WeeklySA_AdminLONGEVITY: A Q&A with geneticist Anne Brunet explores what aging really is—and how science may reshape how we grow old…
By Olivia Maule
Aging is something every human being experiences, yet it remains one of biology’s most complex and least understood processes.
We recognise its outward signs—wrinkles, fatigue, declining strength—but what actually happens inside the body over time is far more intricate.
For Anne Brunet, a leading geneticist and professor at the School of Medicine, aging is not a single pathway but a layered biological transformation. Her research focuses on uncovering the molecular mechanisms that drive aging and identifying ways to delay or even partially reverse its effects.
Aging is not a single process—it’s a collection of
changes. If we can understand them,
we may be able to reshape how we grow old…
Her lab investigates how external factors influence longevity, how old stem cells might be rejuvenated, and how certain species—such as the remarkably short-lived African killifish—can help unlock answers to age-related diseases.
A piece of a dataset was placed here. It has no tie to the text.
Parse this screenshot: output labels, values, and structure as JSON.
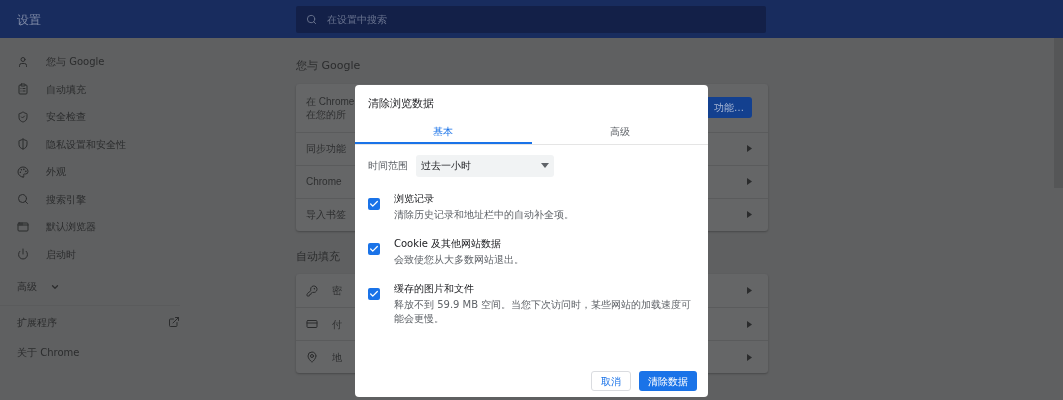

In a wide-ranging discussion, Brunet sheds light on how scientists understand aging today, how lifestyle choices influence longevity, and where the most exciting breakthroughs may lie.
What is aging, according to science?
At its core, aging is the gradual transformation of a young, resilient body into one that is more vulnerable to disease and, ultimately, death. But this transformation is not driven by a single mechanism.
Instead, scientists describe aging through a set of biological “hallmarks”—interconnected processes that change over time.
One of these is epigenomic change, where the way genes are switched on and off begins to shift, altering how cells function. Another is a decline in nutrient sensing, meaning the body becomes less efficient at interpreting and responding to energy and food signals.
Then there is chronic inflammation, often referred to as “inflammaging.” Over time, inflammatory molecules accumulate in the body, subtly disrupting normal cellular activity.
Each of these factors contributes to aging individually—but together, they compound, gradually eroding the body’s resilience.
Why does aging increase disease risk?
One of the central puzzles in aging research is why growing older increases the risk of so many different diseases—from heart disease to Alzheimer’s.
Brunet points to several overlapping explanations. The first is a general decline in resilience. As the body ages, it becomes less capable of maintaining stability, making it easier for diseases to take hold. The second involves shared biological pathways. Chronic inflammation, for example, plays a role in multiple conditions. While short bursts of inflammation help the body heal and fight infection, long-term activation can damage tissues and impair function.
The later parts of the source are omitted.